As the Interstate Ave. motels are gradually replaced, why not preserve some of the neighborhood's historic character by erecting the signs in the median of the MAX line?


As much as I like the Ryan Gwinner Press sign, I am much more worried about the signs, disappearing one by one, from Interstate Ave. I think signs neon and otherwise on buildings add both character, and sometimes become landmarks. I wish the city would encourage more artistic lighted signs on buildings (high-rises too) with unique (Made In Oregon type) motifs.


^to add on, I really like Flaneur's idea. Turn the signs into an artistic centerpiece of the MAX yellow line. Add plaques that display the original picture of the signs attached to their building. The MAX line becomes an affordable 'museum line' with tourists getting off on every stop throughout the line.

Even better, the signs lighted at night would bring tourist on the 'scary after sundown' line, through the area, bringing bodies, eyes, cameras, tourists, and nightlife onto the yellow line.


I've heard that neon signs are very expensive to maintain, and that they eat up a lot of energy. That means quite a commitment is required to keep the ones already existing around, and encouraging more to be created.

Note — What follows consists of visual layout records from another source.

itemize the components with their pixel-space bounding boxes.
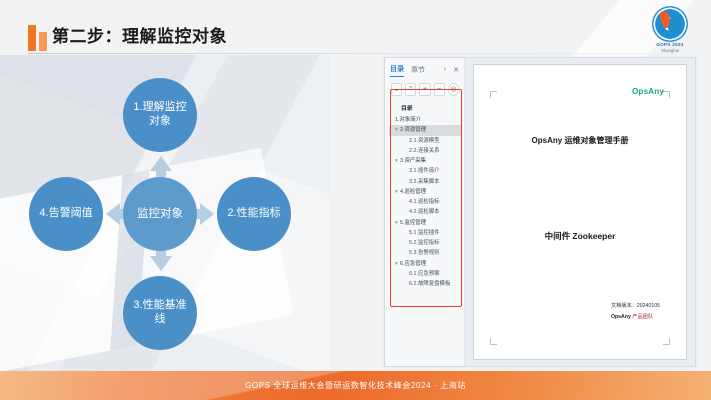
page-title: 第二步：理解监控对象 xyxy=(52,22,227,47)
gops-logo: GOPS 2024 Shanghai xyxy=(643,6,697,54)
toc-item-label: 6.1.应急预案 xyxy=(409,271,440,277)
document-team-line: OpsAny 产品团队 xyxy=(611,312,660,323)
toc-item-label: 2.1.资源模型 xyxy=(409,138,440,144)
plus-icon[interactable]: + xyxy=(419,83,430,96)
toc-item[interactable]: 6.1.应急预案 xyxy=(389,269,461,279)
toc-item[interactable]: ▾6.应急管理 xyxy=(389,259,461,269)
toc-item-label: 5.3.告警规则 xyxy=(409,250,440,256)
toc-item-label: 6.应急管理 xyxy=(400,261,426,267)
diagram-node-performance-baseline: 3.性能基准线 xyxy=(123,276,197,350)
crop-mark-top-left-icon xyxy=(490,91,497,98)
toc-item-label: 2.资源管理 xyxy=(400,127,426,133)
toc-item[interactable]: 5.2.监控指标 xyxy=(389,238,461,248)
toc-item[interactable]: ▾3.资产采集 xyxy=(389,156,461,166)
toc-item[interactable]: 4.2.巡检脚本 xyxy=(389,207,461,217)
close-icon[interactable]: ✕ xyxy=(453,65,459,76)
tab-contents[interactable]: 目录 xyxy=(390,63,404,77)
document-version-value: 20240105 xyxy=(637,303,660,309)
toc-item-label: 4.2.巡检脚本 xyxy=(409,209,440,215)
toc-item[interactable]: ▾5.监控管理 xyxy=(389,218,461,228)
toc-item-label: 5.1.监控插件 xyxy=(409,230,440,236)
slide-header: 第二步：理解监控对象 xyxy=(0,22,711,56)
diagram-node-alarm-threshold: 4.告警阈值 xyxy=(29,177,103,251)
monitoring-object-diagram: 1.理解监控对象 4.告警阈值 监控对象 2.性能指标 3.性能基准线 xyxy=(10,78,330,348)
toc-item[interactable]: ▾2.资源管理 xyxy=(389,125,461,135)
toc-item-label: 2.2.连接关系 xyxy=(409,148,440,154)
document-version-label: 文档版本： xyxy=(611,303,637,309)
title-divider xyxy=(28,53,683,54)
diagram-node-understand-object: 1.理解监控对象 xyxy=(123,78,197,152)
logo-line-2: Shanghai xyxy=(643,48,697,54)
toc-item-label: 1.对象简介 xyxy=(395,117,421,123)
minus-icon[interactable]: − xyxy=(434,83,445,96)
document-version-line: 文档版本：20240105 xyxy=(611,301,660,312)
toc-item[interactable]: 2.1.资源模型 xyxy=(389,136,461,146)
arrow-right-icon xyxy=(200,203,214,225)
reset-circle-icon[interactable]: ◎ xyxy=(448,83,459,96)
toc-item-label: 6.2.故障复盘模板 xyxy=(409,281,450,287)
toc-item[interactable]: 3.1.插件简介 xyxy=(389,166,461,176)
sidebar-tabs: 目录 章节 › ✕ xyxy=(385,58,464,79)
diagram-node-performance-metrics: 2.性能指标 xyxy=(217,177,291,251)
toc-item[interactable]: 4.1.巡检指标 xyxy=(389,197,461,207)
arrow-left-icon xyxy=(106,203,120,225)
document-viewer-screenshot: 目录 章节 › ✕ ⌄ ⌃ + − ◎ 目录1.对象简介▾2.资源管理2.1.资… xyxy=(384,57,696,367)
arrow-up-icon xyxy=(150,156,172,171)
toc-item-label: 5.2.监控指标 xyxy=(409,240,440,246)
footer-text: GOPS 全球运维大会暨研运数智化技术峰会2024 · 上海站 xyxy=(0,380,711,391)
arrow-down-icon xyxy=(150,256,172,271)
title-accent-bars-icon xyxy=(28,25,47,51)
toc-item-label: 目录 xyxy=(401,106,413,112)
toc-item[interactable]: 5.3.告警规则 xyxy=(389,248,461,258)
toc-item[interactable]: 5.1.监控插件 xyxy=(389,228,461,238)
toc-list: 目录1.对象简介▾2.资源管理2.1.资源模型2.2.连接关系▾3.资产采集3.… xyxy=(385,101,464,290)
toc-sidebar: 目录 章节 › ✕ ⌄ ⌃ + − ◎ 目录1.对象简介▾2.资源管理2.1.资… xyxy=(385,58,465,366)
toc-item[interactable]: 3.2.采集脚本 xyxy=(389,177,461,187)
toc-item[interactable]: 1.对象简介 xyxy=(389,115,461,125)
toc-item[interactable]: 2.2.连接关系 xyxy=(389,146,461,156)
document-team-label: 产品团队 xyxy=(631,314,653,320)
document-page: OpsAny OpsAny 运维对象管理手册 中间件 Zookeeper 文档版… xyxy=(473,64,687,360)
chevron-down-icon[interactable]: ⌄ xyxy=(391,83,402,96)
toc-item-label: 4.1.巡检指标 xyxy=(409,199,440,205)
chevron-right-icon[interactable]: › xyxy=(444,65,446,75)
toc-item-label: 3.资产采集 xyxy=(400,158,426,164)
document-subtitle: 中间件 Zookeeper xyxy=(474,230,686,242)
crop-mark-bottom-right-icon xyxy=(663,338,670,345)
tab-chapters[interactable]: 章节 xyxy=(411,64,425,77)
toc-heading: 目录 xyxy=(389,104,461,115)
crop-mark-bottom-left-icon xyxy=(490,338,497,345)
slide-footer: GOPS 全球运维大会暨研运数智化技术峰会2024 · 上海站 xyxy=(0,371,711,400)
crop-mark-top-right-icon xyxy=(663,91,670,98)
document-meta: 文档版本：20240105 OpsAny 产品团队 xyxy=(611,301,660,323)
toc-item-label: 4.巡检管理 xyxy=(400,189,426,195)
toc-toolbar: ⌄ ⌃ + − ◎ xyxy=(385,79,464,101)
toc-item[interactable]: 6.2.故障复盘模板 xyxy=(389,279,461,289)
slide-root: 第二步：理解监控对象 GOPS 2024 Shanghai 1.理解监控对象 4… xyxy=(0,0,711,400)
chevron-up-icon[interactable]: ⌃ xyxy=(405,83,416,96)
document-team-brand: OpsAny xyxy=(611,314,631,320)
document-title: OpsAny 运维对象管理手册 xyxy=(474,135,686,146)
gops-logo-icon xyxy=(652,6,688,42)
diagram-node-center: 监控对象 xyxy=(123,177,197,251)
toc-item[interactable]: ▾4.巡检管理 xyxy=(389,187,461,197)
opsany-brand-logo: OpsAny xyxy=(632,87,664,96)
toc-item-label: 3.1.插件简介 xyxy=(409,168,440,174)
toc-item-label: 5.监控管理 xyxy=(400,220,426,226)
document-pane[interactable]: OpsAny OpsAny 运维对象管理手册 中间件 Zookeeper 文档版… xyxy=(465,58,695,366)
toc-item-label: 3.2.采集脚本 xyxy=(409,179,440,185)
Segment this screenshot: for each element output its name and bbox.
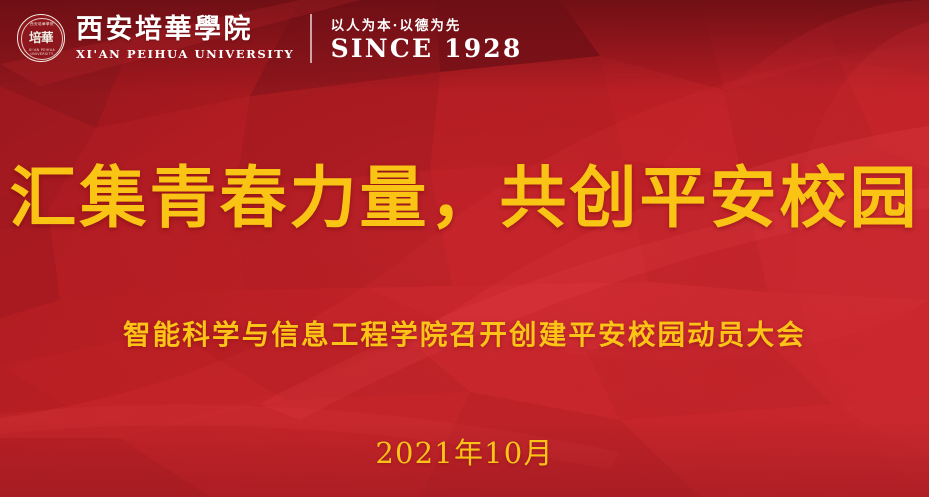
university-name-cn: 西安培華學院 — [76, 15, 294, 44]
main-title: 汇集青春力量，共创平安校园 — [0, 160, 929, 235]
university-name-en: XI'AN PEIHUA UNIVERSITY — [76, 47, 294, 61]
university-seal-emblem: 西安培華學院 培華 XI'AN PEIHUA UNIVERSITY — [17, 14, 65, 62]
motto-block: 以人为本·以德为先 SINCE 1928 — [331, 14, 523, 63]
motto-text: 以人为本·以德为先 — [331, 14, 523, 34]
seal-arc-bottom-label: XI'AN PEIHUA UNIVERSITY — [18, 48, 65, 56]
subtitle: 智能科学与信息工程学院召开创建平安校园动员大会 — [0, 312, 929, 352]
poster-banner: 西安培華學院 培華 XI'AN PEIHUA UNIVERSITY 西安培華學院… — [0, 0, 929, 497]
university-name-block: 西安培華學院 XI'AN PEIHUA UNIVERSITY — [76, 15, 294, 61]
seal-center-label: 培華 — [29, 32, 53, 45]
date-label: 2021年10月 — [0, 430, 929, 472]
header-divider — [310, 14, 311, 63]
seal-arc-top-label: 西安培華學院 — [18, 22, 65, 27]
header-logo-lockup: 西安培華學院 培華 XI'AN PEIHUA UNIVERSITY 西安培華學院… — [0, 0, 929, 76]
since-text: SINCE 1928 — [331, 35, 523, 63]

I'm not sure I understand the appeal of the Ryan Gwinner Press sign. The top part is just a plain box sign. The lower part...what's with that? Is it deliberately wrinkled like that or did something hit it? I can't seem to tell from the picture.

Mid-Century Modern League

You can find out what happened to Kupie Cone right here.

John T

I sympathize with the sign-preserving folks and with the keep-Portland-weird sentiment, but that Ryan Gwinner Press sign? Seriously?

toronto condominiums

The article is good. But I have a doubt. Where is Kupie Cone. Where has it gone?


A campaign has begun to Re-Erect the Hung Far Low sign. http://www.ReErectHungFarLow.com


also give kudos to Queen Bee, the new store on North Williams which has fixed up and reused its cool old sign, helping save some of the character of that street as it evolves with the neighborhood!

Maryland electric signs

An independent supermarket owner in New Haven, CT saved one of these old grocery-store neon signs from the 50s and put it up on the wall indoors. Unfortunately, the money for that was supposed to go towards fixing up the produce back-room heater so employees wouldn't freeze in winter.